Aujourd hui je vous amène vers l Ermitage de Domanova qui domine la vallée de la Têt
Perché au sommet d’une colline dominant la vallée de la Tet,
l’ermitage de Domanova, source d’inspiration du poète Francis
Catala, illustre la dévotion populaire du Conflent, au travers
notamment de son retable issu de l’atelier Sunyer.

Le retable de la Vierge, retable à panneaux peints d’origine
gothique remanié au XVIIe siècle, a été restauré récemment.
Une des salles de cet ermitage abrite une collection d’ex-votos
peints sur bois, datés du XVIIIe siècle.

L'ancienne paroisse de Crozes
Le nom de Domanova provient de Doma-Nova, ce qui signifie "la maison neuve".
A l'origine un village, Crozes, s'étendait au pied de la colline de Domanova.
Un seigneur local fit bâtir un château sur le sommet de cette colline, qui n'était
en fait qu'une maison plus solide que les autres et surtout surveillée.
C'était elle, la "maison neuve". On y avait adjoint une chapelle.

Durant le Xe et XIe siècle les habitants de Crozes vivaient sous la protection
de ce château, dont on a retrouvé une traces écrites dans un document
datant de 942. Mais la protection n'était pas assez efficace, aussi a t-il été
décidé de construire un deuxième château sur le versant Nord de la vallée
de la Têt : le château de Rodès.

Dès qu'il fut fini (en 1080 le château de Rodès était terminé) la population
parti pour Rodès, délaissant Domanova qui devint une paroisse fantôme,
puisque jusqu'en 1571 elle conserva le titre de paroisse. Le second fils de
Raymond II de Canet a porté le nom de Pierre de Domanova.

On retrouve cette chapelle durant cette période à plusieurs reprises :
En 1293 sous le nom de Ecclesia Sanctae Mariae, puis en 1329 sous
celui de Parrochia Sanctae Mariae de Domanova.

L'ermitage de Domanova
Ainsi délaissée, l'église de Crozes subira en 1580 les invasions
des huguenots français. Certains huguenots, poursuivit en
France suite au massacre de la St Barthélémy, se sont ligués
et ont commis des exactions en Roussillon et Conflent durant
quelques années. Domanova sera pillée et sérieusement abîmée
à cette occasion, l'ermite sera même assassiné.
Le XVIIe siècle fut celui de l'essor des ermitages.

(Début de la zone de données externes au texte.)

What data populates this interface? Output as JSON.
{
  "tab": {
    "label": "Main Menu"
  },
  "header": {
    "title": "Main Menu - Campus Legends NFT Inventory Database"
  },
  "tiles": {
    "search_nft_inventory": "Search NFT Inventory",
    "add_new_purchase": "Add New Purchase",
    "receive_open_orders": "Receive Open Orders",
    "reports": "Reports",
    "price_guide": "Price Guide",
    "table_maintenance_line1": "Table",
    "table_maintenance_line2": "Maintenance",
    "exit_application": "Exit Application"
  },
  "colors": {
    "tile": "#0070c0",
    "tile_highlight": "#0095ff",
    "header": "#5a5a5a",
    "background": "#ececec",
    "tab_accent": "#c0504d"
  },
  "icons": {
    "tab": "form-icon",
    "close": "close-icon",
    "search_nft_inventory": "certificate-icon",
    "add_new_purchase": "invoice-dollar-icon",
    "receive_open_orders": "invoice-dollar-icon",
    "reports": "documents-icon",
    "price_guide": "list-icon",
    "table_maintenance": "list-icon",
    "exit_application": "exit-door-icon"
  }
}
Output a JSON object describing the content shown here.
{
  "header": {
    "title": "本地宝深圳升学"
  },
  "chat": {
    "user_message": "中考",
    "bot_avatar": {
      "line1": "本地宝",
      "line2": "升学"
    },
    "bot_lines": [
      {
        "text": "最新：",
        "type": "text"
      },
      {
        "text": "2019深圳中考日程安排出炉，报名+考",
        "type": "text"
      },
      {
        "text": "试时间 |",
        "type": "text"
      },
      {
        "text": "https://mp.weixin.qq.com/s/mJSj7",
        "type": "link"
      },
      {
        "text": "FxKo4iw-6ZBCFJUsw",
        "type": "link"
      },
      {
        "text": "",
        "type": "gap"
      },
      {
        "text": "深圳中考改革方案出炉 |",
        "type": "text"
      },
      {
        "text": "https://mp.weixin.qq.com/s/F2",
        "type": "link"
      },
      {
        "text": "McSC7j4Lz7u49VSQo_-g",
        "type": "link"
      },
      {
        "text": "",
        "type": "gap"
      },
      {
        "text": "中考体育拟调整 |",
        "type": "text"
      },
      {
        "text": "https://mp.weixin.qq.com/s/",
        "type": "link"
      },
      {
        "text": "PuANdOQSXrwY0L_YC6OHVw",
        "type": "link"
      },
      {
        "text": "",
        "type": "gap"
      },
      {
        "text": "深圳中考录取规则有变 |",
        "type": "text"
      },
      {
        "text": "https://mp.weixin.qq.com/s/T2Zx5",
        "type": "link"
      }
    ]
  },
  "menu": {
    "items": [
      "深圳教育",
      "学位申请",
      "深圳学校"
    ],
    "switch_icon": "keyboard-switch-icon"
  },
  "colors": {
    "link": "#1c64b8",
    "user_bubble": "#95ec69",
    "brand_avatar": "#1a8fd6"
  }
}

Cette pratique ancestrale (déjà pratiquée au IXe siècle en Catalogne Sud)
se développa rapidement. Toutes les anciennes chapelles, qu'elles soient
d'origine paroissiales ou castrales, furent réhabilitées. On les modifia et
on construisit des bâtiments annexes pour accueillir l'ermite.
Ce fut le cas de l'ancienne église de Crozes, qui apparaît sous le vocable
de Nova constructio de la capella en 1648, puis de Hermita de Nostre
Senyora de Domanova en 1688, ce qui prouve sa réhabilitation.
A cette occasion une deuxième nef fut construite, parallèle à la précédente,
et le mur Est fut reconstruit pour soutenir le logement.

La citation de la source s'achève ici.